Data analysis was performed using SPM12 (Wellcome Trust UCL, London, UK), and data visualization was done using FSLeyes version 1.4.5 (FMRIB Centre, Oxford, UK). We identified activated regions at p<0.05 with family-wise error (FWE) correction.
Results
In individual subjects, we found consistent activation in S1, S2, Insula, prefrontal cortex, supramarginal gyrus and the posterior midcingulate cortex during stimulation of all urogenital regions. Activation of the anterior midcingulate cortex was mostly seen during stimulation of urogenital regions associated with affective sensation (anus, areola and clitoris). Activation in the hippocampus, amygdala and cerebellum was also seen.
In S1, activation was seen in both the superomedial S1 and inferolateral S1 in both hemispheres during stimulation of the anus, perineum and clitoris (Figure 1). Of these, clitoris stimulation gave significantly bigger activation zones and more frequently in multiple regions of S1 simultaneously. Activation patterns during areolar stimulation in S1 were similar, however limited to the right hemisphere.
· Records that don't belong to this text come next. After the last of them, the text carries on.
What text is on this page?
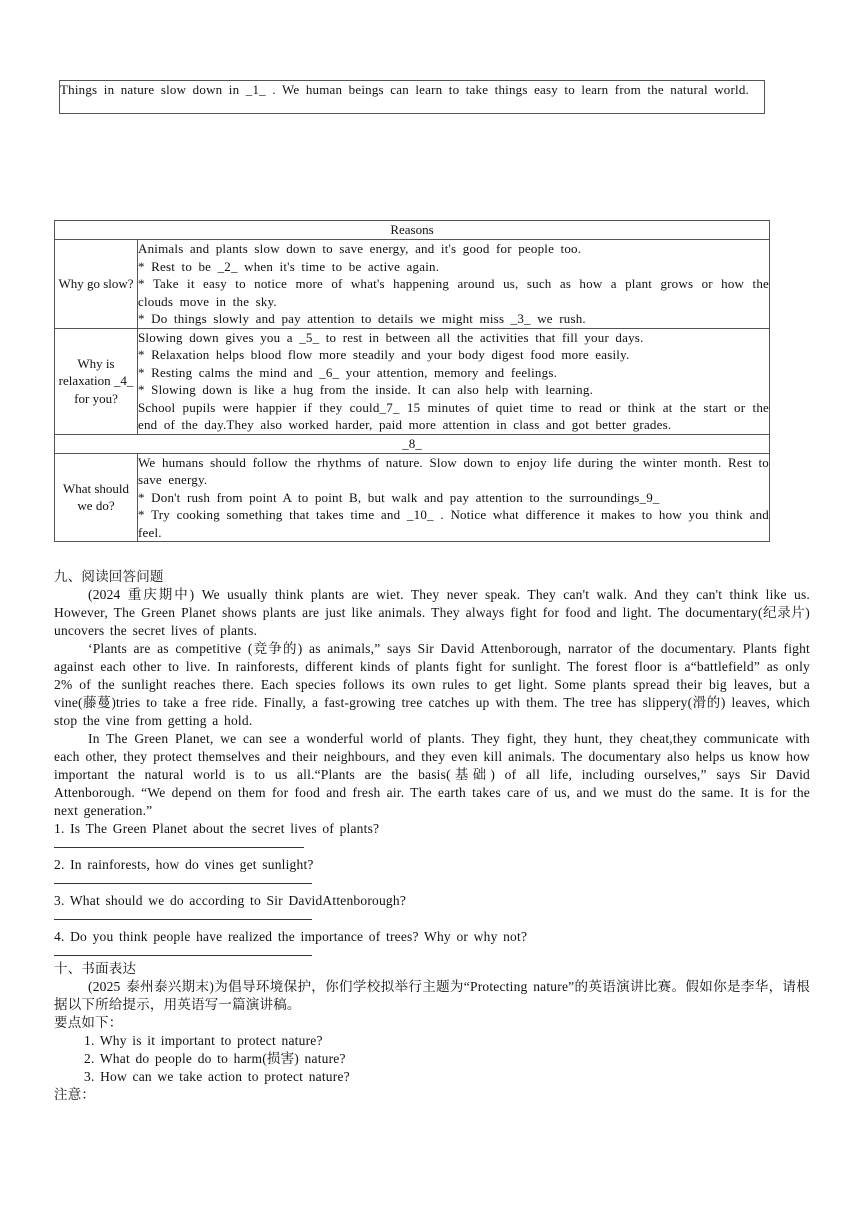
Things in nature slow down in _1_ . We human beings can learn to take things easy to learn from the natural world.
Reasons	
Why go slow?	Animals and plants slow down to save energy, and it's good for people too.
* Rest to be _2_ when it's time to be active again.
* Take it easy to notice more of what's happening around us, such as how a plant grows or how the clouds move in the sky.
* Do things slowly and pay attention to details we might miss _3_ we rush.

Why is relaxation _4_ for you?	Slowing down gives you a _5_ to rest in between all the activities that fill your days.
* Relaxation helps blood flow more steadily and your body digest food more easily.
* Resting calms the mind and _6_ your attention, memory and feelings.
* Slowing down is like a hug from the inside. It can also help with learning.
School pupils were happier if they could_7_ 15 minutes of quiet time to read or think at the start or the end of the day.They also worked harder, paid more attention in class and got better grades.

_8_	
What should we do?	We humans should follow the rhythms of nature. Slow down to enjoy life during the winter month. Rest to save energy.
* Don't rush from point A to point B, but walk and pay attention to the surroundings_9_
* Try cooking something that takes time and _10_ . Notice what difference it makes to how you think and feel.
九、阅读回答问题

(2024 重庆期中) We usually think plants are wiet. They never speak. They can't walk. And they can't think like us. However, The Green Planet shows plants are just like animals. They always fight for food and light. The documentary(纪录片) uncovers the secret lives of plants.

‘Plants are as competitive (竞争的) as animals,” says Sir David Attenborough, narrator of the documentary. Plants fight against each other to live. In rainforests, different kinds of plants fight for sunlight. The forest floor is a“battlefield” as only 2% of the sunlight reaches there. Each species follows its own rules to get light. Some plants spread their big leaves, but a vine(藤蔓)tries to take a free ride. Finally, a fast-growing tree catches up with them. The tree has slippery(滑的) leaves, which stop the vine from getting a hold.

In The Green Planet, we can see a wonderful world of plants. They fight, they hunt, they cheat,they communicate with each other, they protect themselves and their neighbours, and they even kill animals. The documentary also helps us know how important the natural world is to us all.“Plants are the basis(基础) of all life, including ourselves,” says Sir David Attenborough. “We depend on them for food and fresh air. The earth takes care of us, and we must do the same. It is for the next generation.”

1. Is The Green Planet about the secret lives of plants?

2. In rainforests, how do vines get sunlight?

3. What should we do according to Sir DavidAttenborough?

4. Do you think people have realized the importance of trees? Why or why not?

十、书面表达

(2025 泰州泰兴期末)为倡导环境保护，你们学校拟举行主题为“Protecting nature”的英语演讲比赛。假如你是李华，请根据以下所给提示，用英语写一篇演讲稿。

要点如下：
1. Why is it important to protect nature?
2. What do people do to harm(损害) nature?
3. How can we take action to protect nature?
注意：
In S2, we saw consistent bilateral activation during stimulation of all regions in nearly all subjects, except for during clitoral stimulation, during which S2 activation was usually absent. For stimulation of the areola, activation zones were again overall significantly larger. S2 activation during stimulation of the foot also saw quite large activation zones which were seen bilaterally.
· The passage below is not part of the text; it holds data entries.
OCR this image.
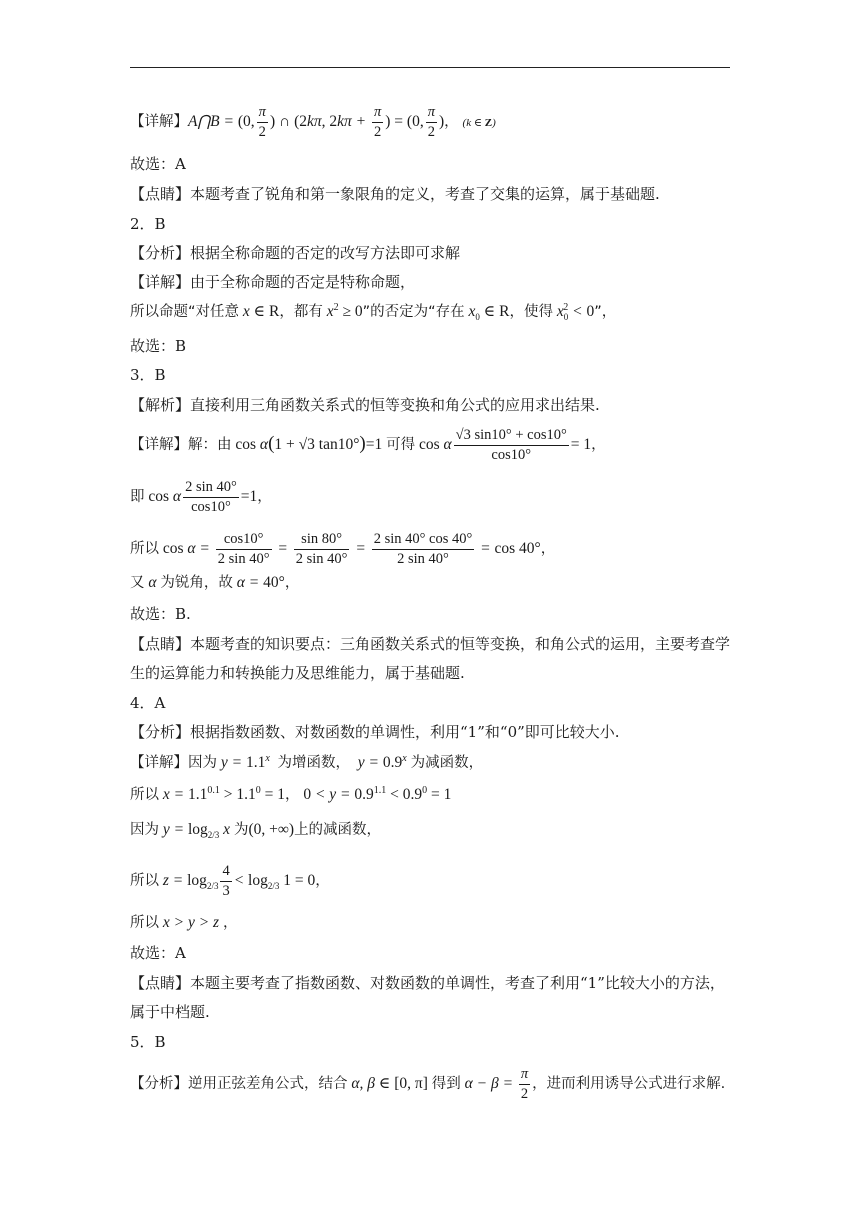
【详解】A⋂B = (0, $\frac{\pi}{2}$ ) ∩ (2kπ, $2k\pi + \frac{\pi}{2}$ ) = (0, $\frac{\pi}{2}$ )， (k ∈ Z)
故选：A
【点睛】本题考查了锐角和第一象限角的定义，考查了交集的运算，属于基础题.
2．B
【分析】根据全称命题的否定的改写方法即可求解
【详解】由于全称命题的否定是特称命题，
所以命题“对任意 x ∈ R，都有 $x^2 \ge 0$”的否定为“存在 $x_0$ ∈ R，使得 $x_0^2 < 0$”，
故选：B
3．B
【解析】直接利用三角函数关系式的恒等变换和角公式的应用求出结果.
【详解】解：由 cos α(1 + √3 tan10°)=1 可得 cos α $\frac{√3 \sin 10^\circ + \cos 10^\circ}{\cos 10^\circ} = 1$，
即 cos α $\frac{2 \sin 40^\circ}{\cos 10^\circ} =1$，
所以 $\cos \alpha = \frac{\cos 10^\circ}{2 \sin 40^\circ} = \frac{\sin 80^\circ}{2 \sin 40^\circ} = \frac{2 \sin 40^\circ \cos 40^\circ}{2 \sin 40^\circ} = \cos 40^\circ$，
又 α 为锐角，故 α = 40°，
故选：B.
【点睛】本题考查的知识要点：三角函数关系式的恒等变换，和角公式的运用，主要考查学
生的运算能力和转换能力及思维能力，属于基础题.
4．A
【分析】根据指数函数、对数函数的单调性，利用“1”和“0”即可比较大小.
【详解】因为 $y = 1.1^x$ 为增函数，  $y = 0.9^x$ 为减函数，
所以 $x = 1.1^{0.1} > 1.1^0 = 1$， $0 < y = 0.9^{1.1} < 0.9^0 = 1$
因为 $y = \log_{2/3} x$ 为(0, +∞)上的减函数，
所以 $z = \log_{2/3} \frac{4}{3} < \log_{2/3} 1 = 0$，
所以 x > y > z ，
故选：A
【点睛】本题主要考查了指数函数、对数函数的单调性，考查了利用“1”比较大小的方法，
属于中档题.
5．B
【分析】逆用正弦差角公式，结合 α, β ∈ [0, π] 得到 $\alpha - \beta = \frac{\pi}{2}$ ，进而利用诱导公式进行求解.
Activation of both the anterior and posterior insula was consistently seen during stimulation of the anus, areola and perineum. Insular activation was only seen in 2 participants during clitoral stimulation. In comparison, during stimulation of the medial left foot we consistently saw almost exclusively posterior insula activation.
In our group analysis, we saw significant activation in S1 bilaterally during clitoral and anal stimulation, both in the inferolateral regions of S1 (Figure 2). No other stimulation regions saw significant activation in S1 (Figure 3). See Table 1 (Figure 3) for all significant clusters in group analysis.
Interpretation of results
This data shows sufficient sensitivity to map functional responses in individual female participants using electrical stimulation of the female clitoris, perineum, anus and areola. In S1, both the medial wall and the dorsolateral region of S1 showed significant activation in participants. These results largely agree with previous results in men. We also found that activation of regions associated with affective sensation shows much larger areas of activation than strictly tactile stimulation regions (e.g. the foot).
In the insula, we found consistent anterior and posterior activation during stimulation of most urogenital zones. The insula is thought to be a central component in viscerosensory processing. Anterior insula activation is thought to be especially involved in affective sensation, as opposed to the posterior insula, which is mostly thought to process tactile sensation.
These results do not correspond with classical depictions of the human somatosensory homunculus, further suggesting that human genitals, and mostly female genitals, are not located in this homunculus like previously thought.